Classify the equation as separable, linear, exact, or none of these. Note that it is possible for the equation to have more than one classification

x⁵ydy+5dy=0

Answer 1

The given equation x⁵ydy + 5dy = 0 cannot be classified as separable, linear, or exact.

Step-by-step explanation:

The given equation is:

x⁵ydy + 5dy = 0

To classify the equation, we need to analyze its form:

• Separable equations are those that can be written in the form dy/dx = f(x)g(y).
• Linear equations are those that can be written in the form dy/dx + p(x)y = q(x).
• Exact equations are those that can be written in the form M(x, y)dx + N(x, y)dy = 0, where ∂M/∂y = ∂N/∂x.
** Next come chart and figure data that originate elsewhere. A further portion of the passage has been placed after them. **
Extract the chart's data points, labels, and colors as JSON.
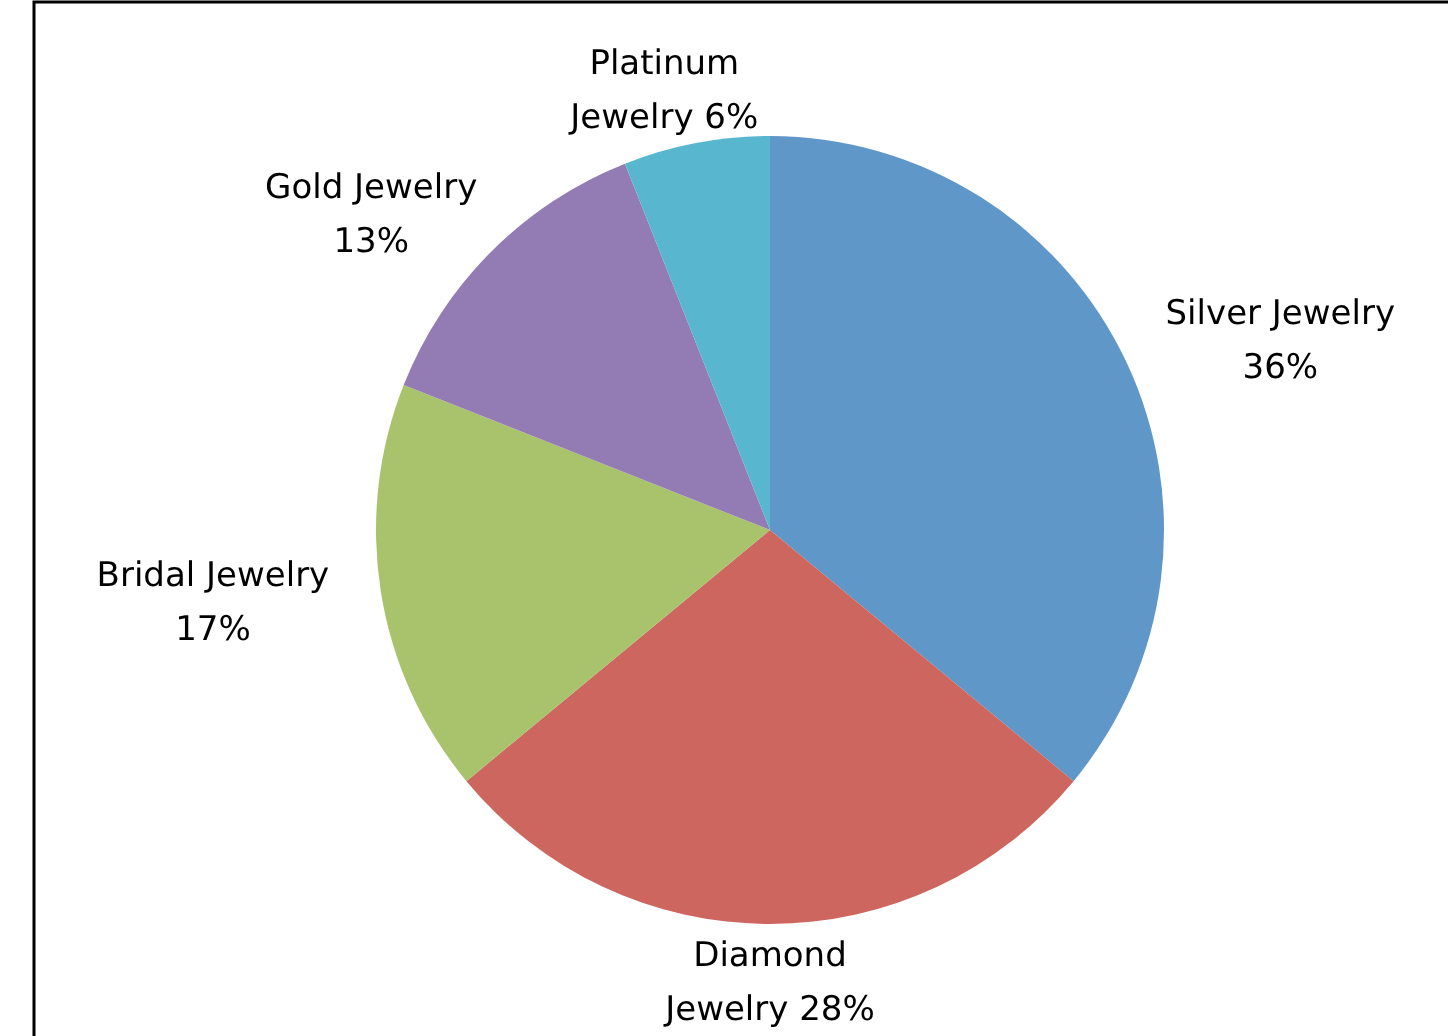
{
  "chart_data": {
    "type": "pie",
    "categories": [
      "Silver Jewelry",
      "Diamond Jewelry",
      "Bridal Jewelry",
      "Gold Jewelry",
      "Platinum Jewelry"
    ],
    "values": [
      36,
      28,
      17,
      13,
      6
    ],
    "value_labels": [
      "36%",
      "28%",
      "17%",
      "13%",
      "6%"
    ],
    "colors": [
      "#5f97c9",
      "#cd665e",
      "#a9c36d",
      "#937bb3",
      "#58b7cf"
    ]
  }
}
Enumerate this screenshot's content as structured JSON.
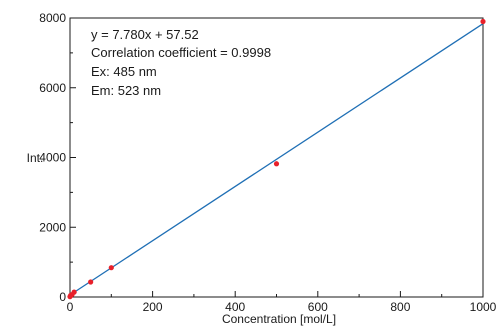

Let's analyze the given equation:

1. We can rewrite the equation as x⁵ydy + 5dy/dx = 0.
2. This equation is not separable because it cannot be written in the form dy/dx = f(x)g(y).
3. This equation is not linear because it cannot be written in the form dy/dx + p(x)y = q(x).
4. This equation is not exact because it cannot be written in the form M(x, y)dx + N(x, y)dy = 0, where ∂M/∂y = ∂N/∂x.

Therefore, the given equation is none of these: separable, linear, or exact.

Answer 2

The equation x⁵ydy + 5dy = 0 is not linear or exact, but it is separable because the variables x and y can be moved to opposite sides of the equation.

Step-by-step explanation:

You are tasked with classifying the equation x⁵ydy + 5dy = 0 as separable, linear, exact, or none of these. This type of problem is common in differential equations, a topic covered in advanced high school or college mathematics courses. To classify the equation, you need to recognize the form of the differential equation and apply the definitions of separable, linear, and exact equations.
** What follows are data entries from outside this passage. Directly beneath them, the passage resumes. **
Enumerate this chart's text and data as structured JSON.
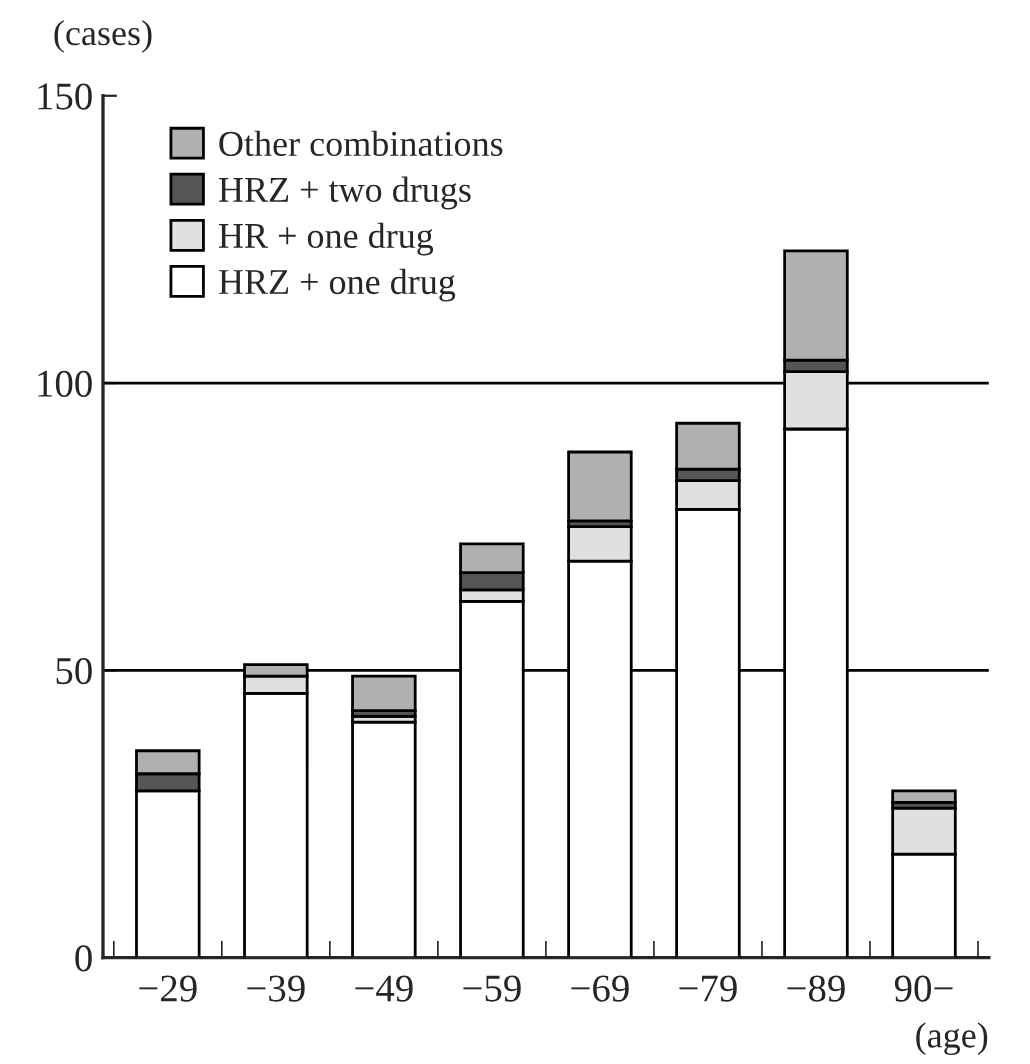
{
  "chart_data": {
    "type": "bar",
    "stacked": true,
    "xlabel": "(age)",
    "ylabel": "(cases)",
    "categories": [
      "−29",
      "−39",
      "−49",
      "−59",
      "−69",
      "−79",
      "−89",
      "90−"
    ],
    "series": [
      {
        "name": "HRZ + one drug",
        "color": "#ffffff",
        "values": [
          29,
          46,
          41,
          62,
          69,
          78,
          92,
          18
        ]
      },
      {
        "name": "HR + one drug",
        "color": "#e0e0e0",
        "values": [
          null,
          3,
          1,
          2,
          6,
          5,
          10,
          8
        ]
      },
      {
        "name": "HRZ + two drugs",
        "color": "#555555",
        "values": [
          3,
          null,
          1,
          3,
          1,
          2,
          2,
          1
        ]
      },
      {
        "name": "Other combinations",
        "color": "#b0b0b0",
        "values": [
          4,
          2,
          6,
          5,
          12,
          8,
          19,
          2
        ]
      }
    ],
    "ylim": [
      0,
      150
    ],
    "yticks": [
      0,
      50,
      100,
      150
    ],
    "grid": "y",
    "legend": "top left"
  }
}
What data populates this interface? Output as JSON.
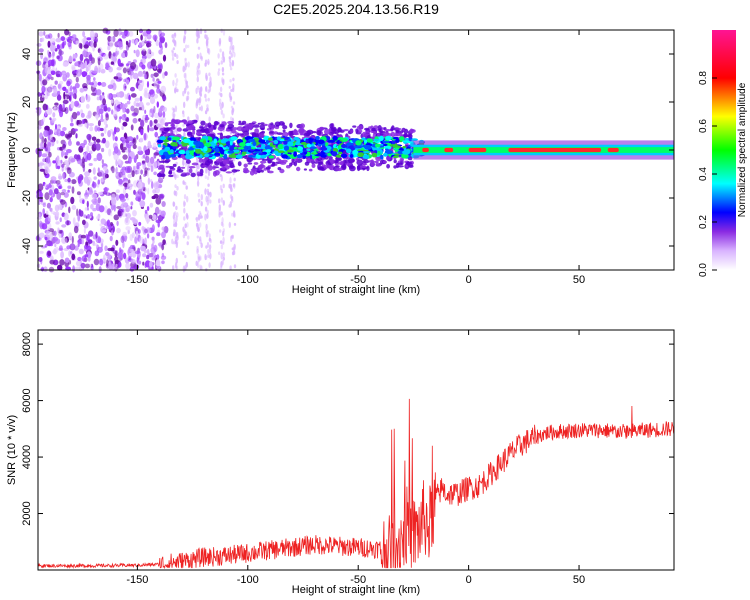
{
  "title": "C2E5.2025.204.13.56.R19",
  "chart_data": [
    {
      "type": "heatmap",
      "xlabel": "Height of straight line (km)",
      "ylabel": "Frequency (Hz)",
      "xlim": [
        -195,
        93
      ],
      "ylim": [
        -50,
        50
      ],
      "x_ticks": [
        -150,
        -100,
        -50,
        0,
        50
      ],
      "y_ticks": [
        -40,
        -20,
        0,
        20,
        40
      ],
      "colorbar": {
        "label": "Normalized spectral amplitude",
        "range": [
          0,
          1
        ],
        "ticks": [
          "0.0",
          "0.2",
          "0.4",
          "0.6",
          "0.8"
        ],
        "colormap": [
          "#ffffff",
          "#8a2be2",
          "#0000ff",
          "#00ffff",
          "#00ff00",
          "#ffff00",
          "#ff0000",
          "#ff1493"
        ]
      },
      "description_values": {
        "noise_region_x": [
          -195,
          -140
        ],
        "signal_band_center_hz": 0,
        "strong_signal_x": [
          -20,
          93
        ]
      }
    },
    {
      "type": "line",
      "xlabel": "Height of straight line (km)",
      "ylabel": "SNR (10 * v/v)",
      "xlim": [
        -195,
        93
      ],
      "ylim": [
        0,
        8500
      ],
      "x_ticks": [
        -150,
        -100,
        -50,
        0,
        50
      ],
      "y_ticks": [
        2000,
        4000,
        6000,
        8000
      ],
      "series": [
        {
          "color": "#ee2222",
          "x": [
            -195,
            -170,
            -150,
            -140,
            -130,
            -120,
            -110,
            -100,
            -90,
            -80,
            -70,
            -60,
            -50,
            -40,
            -35,
            -30,
            -28,
            -25,
            -22,
            -20,
            -18,
            -15,
            -12,
            -10,
            -5,
            0,
            5,
            10,
            15,
            20,
            25,
            30,
            35,
            40,
            50,
            60,
            70,
            80,
            90
          ],
          "y": [
            150,
            150,
            170,
            200,
            300,
            450,
            500,
            600,
            700,
            800,
            900,
            850,
            800,
            750,
            500,
            1200,
            1600,
            1200,
            1500,
            1900,
            1500,
            2500,
            2900,
            2700,
            2700,
            2900,
            3000,
            3400,
            3800,
            4200,
            4500,
            4700,
            4850,
            4900,
            4950,
            4950,
            4900,
            4950,
            5000
          ]
        }
      ]
    }
  ]
}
This given equation is not linear because a linear equation has the form y = mx + b or alternatively the differential form dy/dx + P(x)y = Q(x), where P(x) and Q(x) are functions of x only, and y does not appear in any products or powers.
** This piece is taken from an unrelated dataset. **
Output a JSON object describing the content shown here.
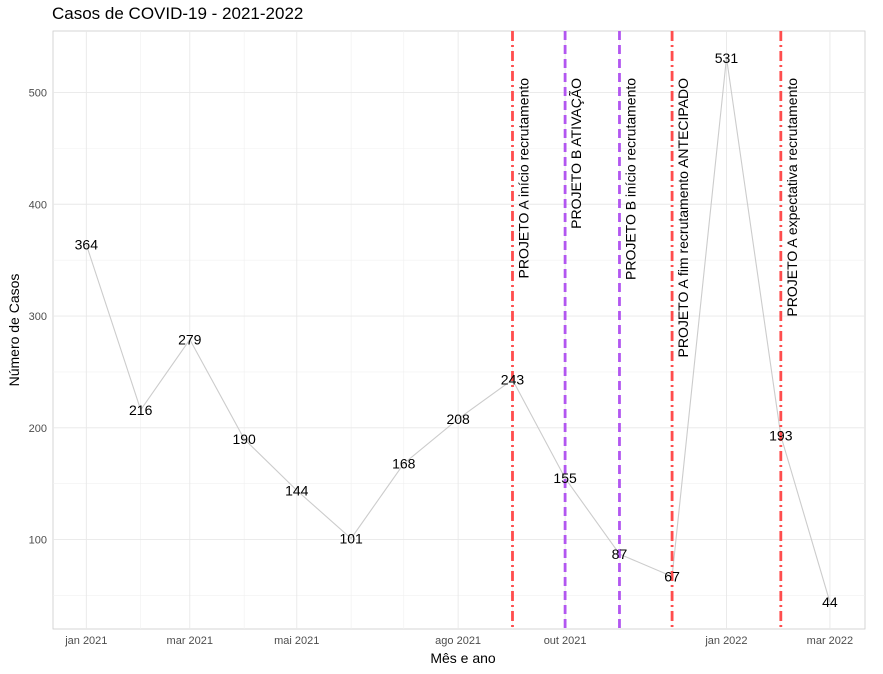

The equation also does not fit the definition of an exact equation, which is of the form M(x, y)dx + N(x, y)dy = 0, where ∂M/∂y = ∂N/∂x. However, the given equation can be classified as separable because it can be rewritten in the form (ydx + 5dx) / x⁵y = -dy/y, where the variables x and y can be separated onto opposite sides of the equation.